Le site The NFT Bay a attiré un total de 1,2 millions de visites pour des archives d’œuvres d’art.

Un critique des jetons non fongibles a créé The NFT Bay , un site qui imite la Pirate Bay, afin de distribuer des images NFT en masse.

Le NFT Bay met les voiles

Le site a été créé par le nomade numérique australien Geoffrey Huntley. Il présente des images NFT extraites de fichiers publics, vraisemblablement provenant de marchés comme OpenSea ou un explorateur de blockchain.

Une note de version jointe au torrent se lit comme suit : « Saviez-vous que [un] NFT n’est qu’un lien hypertexte vers une image qui est généralement hébergée sur Google Drive ou un autre hôte Web 2.0 ? »

« Les gens abandonnent des millions d’instructions sur la façon de télécharger des images », note-t-il, puis explique que les utilisateurs peuvent simplement cliquer avec le bouton droit et enregistrer des images à partir des marchés NFT.
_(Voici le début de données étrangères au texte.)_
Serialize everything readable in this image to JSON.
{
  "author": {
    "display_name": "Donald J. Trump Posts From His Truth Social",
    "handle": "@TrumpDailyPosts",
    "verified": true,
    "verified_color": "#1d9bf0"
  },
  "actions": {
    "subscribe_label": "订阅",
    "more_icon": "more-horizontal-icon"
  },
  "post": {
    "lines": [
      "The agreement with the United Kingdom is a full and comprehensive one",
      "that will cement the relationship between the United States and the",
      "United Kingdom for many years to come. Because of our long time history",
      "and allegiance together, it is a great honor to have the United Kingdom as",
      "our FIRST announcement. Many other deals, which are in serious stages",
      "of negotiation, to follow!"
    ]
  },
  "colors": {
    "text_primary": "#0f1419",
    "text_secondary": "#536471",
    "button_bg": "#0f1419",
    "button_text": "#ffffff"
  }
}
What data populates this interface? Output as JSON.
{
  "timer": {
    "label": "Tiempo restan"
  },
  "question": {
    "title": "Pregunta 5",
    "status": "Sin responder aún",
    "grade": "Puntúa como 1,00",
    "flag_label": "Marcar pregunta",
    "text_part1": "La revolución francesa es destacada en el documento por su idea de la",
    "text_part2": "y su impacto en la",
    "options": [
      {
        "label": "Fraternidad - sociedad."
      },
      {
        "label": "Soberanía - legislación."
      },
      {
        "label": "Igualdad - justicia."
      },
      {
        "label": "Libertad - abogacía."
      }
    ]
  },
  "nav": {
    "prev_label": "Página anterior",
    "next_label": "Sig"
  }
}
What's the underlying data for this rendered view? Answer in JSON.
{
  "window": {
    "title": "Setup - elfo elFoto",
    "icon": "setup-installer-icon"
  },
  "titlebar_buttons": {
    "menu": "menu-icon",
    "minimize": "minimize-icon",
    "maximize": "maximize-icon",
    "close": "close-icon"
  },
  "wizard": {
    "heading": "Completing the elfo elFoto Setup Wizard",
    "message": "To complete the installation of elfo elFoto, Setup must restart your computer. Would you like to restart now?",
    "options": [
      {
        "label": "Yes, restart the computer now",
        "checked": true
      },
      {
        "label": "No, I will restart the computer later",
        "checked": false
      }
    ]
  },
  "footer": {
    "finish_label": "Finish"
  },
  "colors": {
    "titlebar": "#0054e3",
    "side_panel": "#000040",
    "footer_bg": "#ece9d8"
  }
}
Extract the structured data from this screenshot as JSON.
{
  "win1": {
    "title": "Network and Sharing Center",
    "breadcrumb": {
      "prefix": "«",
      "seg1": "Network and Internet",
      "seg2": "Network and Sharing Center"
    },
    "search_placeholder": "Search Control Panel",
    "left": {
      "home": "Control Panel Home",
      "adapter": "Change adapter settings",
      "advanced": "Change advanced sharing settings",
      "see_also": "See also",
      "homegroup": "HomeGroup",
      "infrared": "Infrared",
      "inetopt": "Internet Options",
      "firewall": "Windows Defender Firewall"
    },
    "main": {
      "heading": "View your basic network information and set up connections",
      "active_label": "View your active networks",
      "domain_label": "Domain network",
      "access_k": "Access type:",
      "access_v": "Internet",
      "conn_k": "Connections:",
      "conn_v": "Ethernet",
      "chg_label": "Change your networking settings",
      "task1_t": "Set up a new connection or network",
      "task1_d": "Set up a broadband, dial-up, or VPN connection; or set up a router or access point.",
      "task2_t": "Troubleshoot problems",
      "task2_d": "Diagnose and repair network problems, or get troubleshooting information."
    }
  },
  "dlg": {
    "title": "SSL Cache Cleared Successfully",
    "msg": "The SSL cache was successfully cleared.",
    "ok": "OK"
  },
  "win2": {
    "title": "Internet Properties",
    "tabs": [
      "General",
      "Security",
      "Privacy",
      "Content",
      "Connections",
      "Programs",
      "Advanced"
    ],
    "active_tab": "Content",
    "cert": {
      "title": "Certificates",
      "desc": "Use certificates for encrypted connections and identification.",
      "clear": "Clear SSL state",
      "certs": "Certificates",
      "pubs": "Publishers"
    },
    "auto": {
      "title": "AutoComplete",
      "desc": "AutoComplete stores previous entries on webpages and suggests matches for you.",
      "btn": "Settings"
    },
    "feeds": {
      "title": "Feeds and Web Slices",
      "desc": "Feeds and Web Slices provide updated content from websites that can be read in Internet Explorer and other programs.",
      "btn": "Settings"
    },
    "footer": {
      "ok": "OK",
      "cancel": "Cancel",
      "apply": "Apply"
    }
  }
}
Le fichier torrent de la baie NFT contient actuellement 15 téraoctets d’images NFT provenant d‘ Ethereum et de Solana qui a depuis attiré un total de 1,2 million de visites. Le site n’a pas de fichier torrent pour chaque image. Au lieu de cela, un torrent contient toutes les images NFT dans une seule archive ZIP.

Le site fait également allusion à la controverse en cours autour de l’ impact environnemental de l’exploitation minière de la blockchain avec une phrase qui se lit comme suit : « WTF ? Nous avons détruit notre planète pour CECI ?!« 

A lire également : Pixlr lancera une galerie d’art basée sur NFT contenant une série d’œuvres d’art uniques générées par l’IA.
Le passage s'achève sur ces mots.